A: Ensure you have restarted the correct PHP package. Sometimes there are multiple PHP versions running; you need to restart the one associated with your site. If the issue persists, try manually editing the scws.ini file and double-check the file paths and for syntax errors.
Q: How do I create and use a custom dictionary?
A: Refer to the “Creating and Configuring SCWS Dictionaries” section above. Use the scws-gen-dict tool to convert your plain text dictionary to xdb format, then load it into your PHP code using the add_dict() method.
Q: What is the SCWS rules file (rules.utf8.ini) for?

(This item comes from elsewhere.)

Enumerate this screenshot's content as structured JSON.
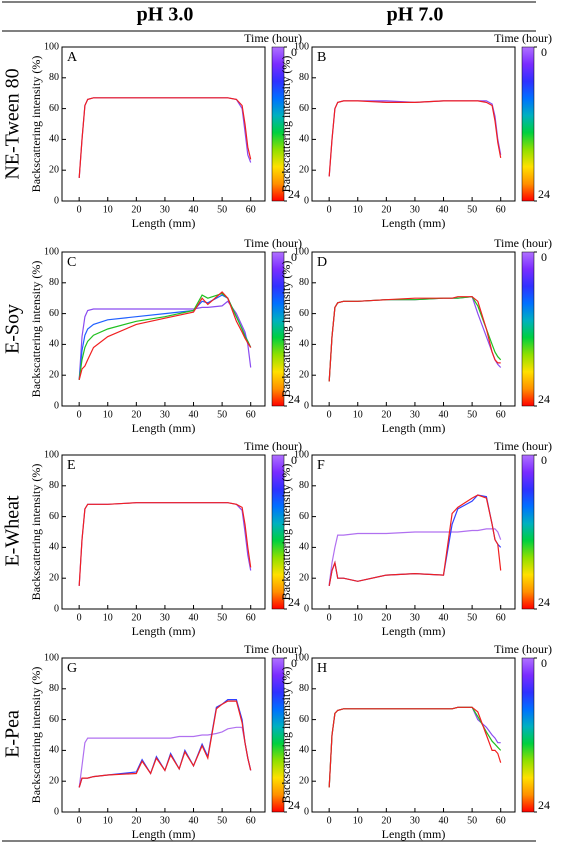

A: The rules file is mainly used for part-of-speech tagging and handling specialized segmentation rules. ServBay provides a default rules file, which should suffice for most uses.
Conclusion
ServBay provides developers with an effortless way to enable and manage the SCWS PHP Chinese text segmentation module. Whether you prefer the intuitive graphical UI or flexible manual configuration, SCWS can be seamlessly integrated into your PHP development workflow. With the SCWS tools and default dictionary pre-installed, you can quickly get started and leverage SCWS’s high efficiency and accuracy in Chinese text processing—perfect for web applications like search and content analysis. As part of ServBay’s rich software package ecosystem, SCWS integration further enhances ServBay’s completeness and utility as a local development environment.